Stay with me; don’t be afraid; the man who is seeking your life is seeking mine also. You will be safe with me.
David is speaking to Abiathar after Saul had the priests of Nob and then the whole town of Nob killed. The priest there had helped David with bread and the sword of Goliath, not knowing the arising conflict between King Saul and David. It was not out of the ordinary for them to help in this way or to seek the Lord for David. Saul took it as an act of treason and the whole town is murdered, including women and children, cattle and donkeys. David tells Abiathar that he (David) is responsible for these deaths. Then comes the invitation to stay with David; the encouragement to not be afraid. Why? Because the one who is seeking Abiathar’s life is seeking to kill David too. What’s the difference between David and Abiathar? What they have in common is that they both are in danger.
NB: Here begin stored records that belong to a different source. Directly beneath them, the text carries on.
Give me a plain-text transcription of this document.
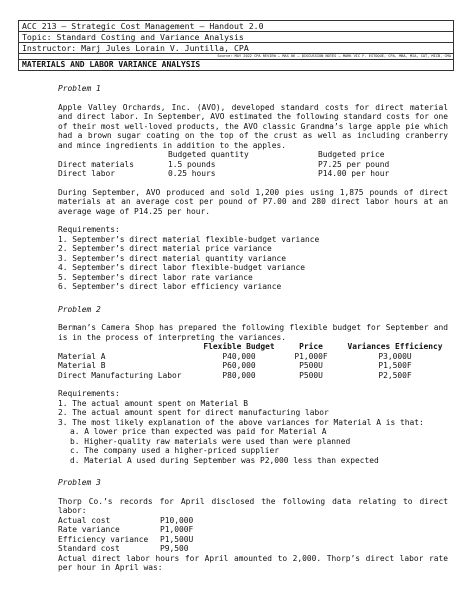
ACC 213 – Strategic Cost Management – Handout 2.0
Topic: Standard Costing and Variance Analysis
Instructor: Marj Jules Lorain V. Juntilla, CPA
Source: MAY 2022 CPA REVIEW – MAS 06 – DISCUSSION NOTES – MARK VIC F. ESTOQUE, CPA, MBA, MIA, CAT, MICB, CMA
MATERIALS AND LABOR VARIANCE ANALYSIS
Problem 1

Apple Valley Orchards, Inc. (AVO), developed standard costs for direct material and direct labor. In September, AVO estimated the following standard costs for one of their most well-loved products, the AVO classic Grandma’s large apple pie which had a brown sugar coating on the top of the crust as well as including cranberry and mince ingredients in addition to the apples.

	Budgeted quantity	Budgeted price
Direct materials	1.5 pounds	P7.25 per pound
Direct labor	0.25 hours	P14.00 per hour

During September, AVO produced and sold 1,200 pies using 1,875 pounds of direct materials at an average cost per pound of P7.00 and 280 direct labor hours at an average wage of P14.25 per hour.

Requirements:
1. September’s direct material flexible-budget variance
2. September’s direct material price variance
3. September’s direct material quantity variance
4. September’s direct labor flexible-budget variance
5. September’s direct labor rate variance
6. September’s direct labor efficiency variance
Problem 2

Berman’s Camera Shop has prepared the following flexible budget for September and is in the process of interpreting the variances.

	Flexible Budget	Price	Variances Efficiency
Material A	P40,000	P1,000F	P3,000U
Material B	P60,000	P500U	P1,500F
Direct Manufacturing Labor	P80,000	P500U	P2,500F
Requirements:
1. The actual amount spent on Material B
2. The actual amount spent for direct manufacturing labor
3. The most likely explanation of the above variances for Material A is that:
a. A lower price than expected was paid for Material A
b. Higher-quality raw materials were used than were planned
c. The company used a higher-priced supplier
d. Material A used during September was P2,000 less than expected
Problem 3

Thorp Co.’s records for April disclosed the following data relating to direct labor:

Actual cost	P10,000
Rate variance	P1,000F
Efficiency variance	P1,500U
Standard cost	P9,500

Actual direct labor hours for April amounted to 2,000. Thorp’s direct labor rate per hour in April was:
There’s one who want to destroy them. And yet David says, “You’ll be safe with me.” Really?! It seems as though the safer place would be far away from David. If Abiathar wanted to save his life, you’d think he’d run far away from the one who is raising the blood pressure of the King! Even so, the invitation is warm. The promise of protection is real. Why? Because the difference between David and Abiathar is that one’s a warrior and the other isn’t. At least at this point. Abiathar is quickly becoming a person that will need to be wise and think strategically if he’s going to continue to live. David has already been at that point for a long time. The assurance that Abiathar would be safe with him is a real one. It is safer with a warrior because a warrior knows what’s at stake.
Am I more like Abiathar or David? Am I running for my life or fighting for my life? Can I say to others “the one who is seeking your life is seeking mine also? Stay with me… you’ll be safe with me.” I would like to think so, and yet I know how easy it is to lower my eyes from the battle. To not think about the one who is seeking to steal, kill and destroy my life. If I’m lulled to sleep in this battle, the enemy will cause damage – to me and to those I love. I need to be a warrior like David; a man after God’s own heart. It’s interesting – safety is found in the battle. Security is with the warrior, not with the townspeople who are unaware. Safety is in the battle because the conflict rages on whether I realize it or not. To be aware of the battle means I can contend for my life and the lives of those around me. Ultimately there is safety there because God has assured the victory! God has already won! I hear His invitation to join Him in the battle… “You’ll be safe with me.” God is a warrior.
Father, I run to You today – in the midst of the battle. Thank You for the security here with You. Mentor me as a warrior – teach me Your ways and let me share these with others. I love You, Father.